Bulgaria’s citizenship by investment programme was introduced in its current form in late 2013. In domestic terms, the key innovation was to permit permanent residence leading to citizenship based on an investment of BGN 1,000,000 (approx €512,000) and expedited processing of 2 years where an investment of BGN 2,000,000 (approx €1.02m) was made.

While highly competitive compared to other EU citizenship routes, Bulgarian citizenship by investment has not been promoted by the Government of Bulgaria.

This slowed take-up but there is now evidence of organic and likely sustained demand growth and of an adequate administrative capacity to process applications.

Since the Standard Track requires applicants to hold a residence permit for at least 5 years, most standard applications are only beginning to be eligible.

An average of 18 applications were submitted via Fast Track annually between 2013-2017. In 2018 the annual application rate doubled to 35 on an annualised basis.

Applicants from the Middle East and the ex-USSR make 77% of the Fast Track applications, with most applicants being from Russia. This may be connected to the close cultural connection between the two countries and Bulgaria’s familiarity to Russians.

Around 64% of all Fast Track applications made have been approved by the Ministry of Justice so far. The majority of the remaining Fast Track applications were filed in 2018 and cannot be expected to have reached approval.

The final checkpoint in the process, the Vice Presidential decree, has been passed by 50% of the applications approved by the Ministry of Justice. In another positive sign about improved administrative capacity and procedural familiarity, the data shows that so far in 2018, the Vice President’s office has granted as many citizenships as in the previous 4 years combined.

This information tends to demonstrate that the Bulgarian citizenship by investment is highly competitive compared to other EU countries.

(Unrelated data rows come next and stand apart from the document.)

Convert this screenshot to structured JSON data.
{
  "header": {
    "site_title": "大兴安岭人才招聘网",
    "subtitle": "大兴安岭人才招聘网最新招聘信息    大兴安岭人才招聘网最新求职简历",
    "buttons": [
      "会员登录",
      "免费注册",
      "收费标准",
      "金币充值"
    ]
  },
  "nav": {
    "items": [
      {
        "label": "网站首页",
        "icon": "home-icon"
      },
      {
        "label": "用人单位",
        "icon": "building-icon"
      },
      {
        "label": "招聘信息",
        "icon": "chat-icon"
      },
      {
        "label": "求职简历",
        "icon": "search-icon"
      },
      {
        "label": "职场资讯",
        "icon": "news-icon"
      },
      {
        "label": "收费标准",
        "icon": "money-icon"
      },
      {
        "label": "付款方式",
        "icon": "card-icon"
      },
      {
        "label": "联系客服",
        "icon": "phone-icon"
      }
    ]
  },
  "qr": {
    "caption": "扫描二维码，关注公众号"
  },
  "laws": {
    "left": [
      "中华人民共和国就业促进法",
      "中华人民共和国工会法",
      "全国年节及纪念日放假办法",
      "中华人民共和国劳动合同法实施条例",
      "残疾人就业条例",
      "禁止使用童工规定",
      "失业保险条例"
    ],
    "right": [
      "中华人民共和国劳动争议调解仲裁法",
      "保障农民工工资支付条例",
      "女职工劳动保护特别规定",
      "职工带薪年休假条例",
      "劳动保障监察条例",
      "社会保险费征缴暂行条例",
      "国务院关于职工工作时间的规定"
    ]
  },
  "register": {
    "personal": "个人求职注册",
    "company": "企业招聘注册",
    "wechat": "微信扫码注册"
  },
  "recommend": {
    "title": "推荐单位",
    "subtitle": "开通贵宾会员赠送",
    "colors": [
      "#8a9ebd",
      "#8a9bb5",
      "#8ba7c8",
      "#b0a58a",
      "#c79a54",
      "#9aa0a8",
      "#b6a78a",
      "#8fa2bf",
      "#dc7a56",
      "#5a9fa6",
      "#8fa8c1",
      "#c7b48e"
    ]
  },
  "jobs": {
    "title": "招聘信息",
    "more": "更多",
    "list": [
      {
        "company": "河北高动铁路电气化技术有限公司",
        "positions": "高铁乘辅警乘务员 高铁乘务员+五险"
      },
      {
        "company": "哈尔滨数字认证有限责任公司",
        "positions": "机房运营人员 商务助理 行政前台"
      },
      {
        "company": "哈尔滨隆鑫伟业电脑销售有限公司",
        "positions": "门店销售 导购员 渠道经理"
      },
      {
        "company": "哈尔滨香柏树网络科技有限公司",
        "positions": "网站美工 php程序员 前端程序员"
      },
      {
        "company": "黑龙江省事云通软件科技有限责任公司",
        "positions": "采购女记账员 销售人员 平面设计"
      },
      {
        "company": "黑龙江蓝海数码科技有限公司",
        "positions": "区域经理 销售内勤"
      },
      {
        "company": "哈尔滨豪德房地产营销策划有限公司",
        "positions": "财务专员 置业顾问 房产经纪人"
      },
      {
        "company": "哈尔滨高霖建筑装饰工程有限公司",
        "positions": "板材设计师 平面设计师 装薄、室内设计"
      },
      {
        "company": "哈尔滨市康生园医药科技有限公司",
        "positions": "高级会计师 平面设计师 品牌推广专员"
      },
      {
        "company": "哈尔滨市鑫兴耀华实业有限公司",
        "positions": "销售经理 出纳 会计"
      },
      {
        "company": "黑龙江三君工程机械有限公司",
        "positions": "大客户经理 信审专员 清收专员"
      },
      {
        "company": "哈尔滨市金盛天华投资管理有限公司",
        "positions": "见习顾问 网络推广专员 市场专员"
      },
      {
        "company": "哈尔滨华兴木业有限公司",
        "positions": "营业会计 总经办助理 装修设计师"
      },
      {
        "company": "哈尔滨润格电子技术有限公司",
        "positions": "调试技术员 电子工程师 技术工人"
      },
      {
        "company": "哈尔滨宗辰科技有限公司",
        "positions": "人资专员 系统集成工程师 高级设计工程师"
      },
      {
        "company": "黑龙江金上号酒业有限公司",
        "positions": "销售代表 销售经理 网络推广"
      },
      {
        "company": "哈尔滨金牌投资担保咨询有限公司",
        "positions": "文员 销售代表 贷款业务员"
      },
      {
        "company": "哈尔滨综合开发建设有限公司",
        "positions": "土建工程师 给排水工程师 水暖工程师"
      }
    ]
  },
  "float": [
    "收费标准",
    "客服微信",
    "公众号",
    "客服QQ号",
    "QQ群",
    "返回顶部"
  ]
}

Comparing to Malta, EU citizenship can be obtained within roughly the same timeframe, but with a significantly lower cost. This also applies to Cyprus, where the typical outlay is on an investment in real estate. While the Bulgarian route is not as rapid as the Cypriot one, avoiding the volatility of real estate and the bias accompanying the selection of qualifying real estate by investing in government bonds is highly attractive.